6. Build and verify with `bazelisk run //ci/raydepsets:raydepsets -- build ci/raydepsets/configs/<your-config>.depsets.yaml`.

### Debugging a dependency conflict

1. Read the failing lock file and the error from `uv pip compile`.
2. Check constraints — the constraints file pins versions; conflicts arise when a new requirement is incompatible.
3. Decide whether the right fix is a source-file pin (preferred), a marker-gated dual pin, or — as a last resort — a `relax` on the base depset.
4. Check cross-config dependencies — a depset in one config may depend on depsets from another config.
5. Use `--name` to rebuild just the failing depset for faster iteration.

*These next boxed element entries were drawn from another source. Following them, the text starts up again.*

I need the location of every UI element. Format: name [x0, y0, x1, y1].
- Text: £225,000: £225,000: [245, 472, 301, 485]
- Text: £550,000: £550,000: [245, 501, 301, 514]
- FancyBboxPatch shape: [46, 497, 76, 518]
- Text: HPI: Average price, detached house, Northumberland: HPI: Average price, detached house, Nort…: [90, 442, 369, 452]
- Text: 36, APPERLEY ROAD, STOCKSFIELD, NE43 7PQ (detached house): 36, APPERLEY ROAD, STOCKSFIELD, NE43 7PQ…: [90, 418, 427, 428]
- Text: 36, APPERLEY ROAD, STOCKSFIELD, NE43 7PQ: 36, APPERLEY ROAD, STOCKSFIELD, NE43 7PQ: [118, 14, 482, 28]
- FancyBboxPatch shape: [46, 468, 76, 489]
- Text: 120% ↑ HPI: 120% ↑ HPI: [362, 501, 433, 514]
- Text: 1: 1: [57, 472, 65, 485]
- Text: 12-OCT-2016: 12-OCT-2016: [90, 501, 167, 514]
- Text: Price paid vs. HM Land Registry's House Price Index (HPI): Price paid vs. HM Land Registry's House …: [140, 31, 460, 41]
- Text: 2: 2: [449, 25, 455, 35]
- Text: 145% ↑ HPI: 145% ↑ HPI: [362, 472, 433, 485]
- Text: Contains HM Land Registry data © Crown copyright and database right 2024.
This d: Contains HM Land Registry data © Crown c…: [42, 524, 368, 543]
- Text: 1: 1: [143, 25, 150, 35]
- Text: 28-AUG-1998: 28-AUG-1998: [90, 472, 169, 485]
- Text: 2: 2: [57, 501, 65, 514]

### Upgrading a package across all lock files

1. Update the version in the source requirements file.
2. Recompile: `ci/ci.sh compile_pip_dependencies`.
3. Rebuild: `bazelisk run //ci/raydepsets:raydepsets -- build --all-configs`.
4. Review diffs in the generated lock files to verify the upgrade propagated.

---

## Patterns and gotchas

- **CUDA variants:** GPU depsets typically use `--index https://download.pytorch.org/whl/<cuda_code>` to pull PyTorch from the correct CUDA index.
- **Platform targeting:** Use `--python-platform=linux` or `--python-platform=x86_64-manylinux_2_31` for Linux-specific resolution.
- **`--unsafe-package ray`:** Always include so `uv` doesn't try to resolve Ray from PyPI (we use a local build).
- **Constraint files at `/tmp/ray-deps/`:** Created by `remove-compiled-headers.sh`; GPU-stripped versions of `requirements_compiled`.
- **`include_setuptools: true`:** Only set for base-deps and TPU depsets that need setuptools at runtime.
- **Cross-config references:** A depset in `ci_data.depsets.yaml` can reference `ray_img_depset_*` defined in `rayimg.depsets.yaml` because all configs are loaded under `--all-configs` (or pulled in transitively when one config's depset depends on a node from another).
- **Lock file output paths:** Docker image deps go to `python/deplocks/`; release test deps go to `release/ray_release/byod/`.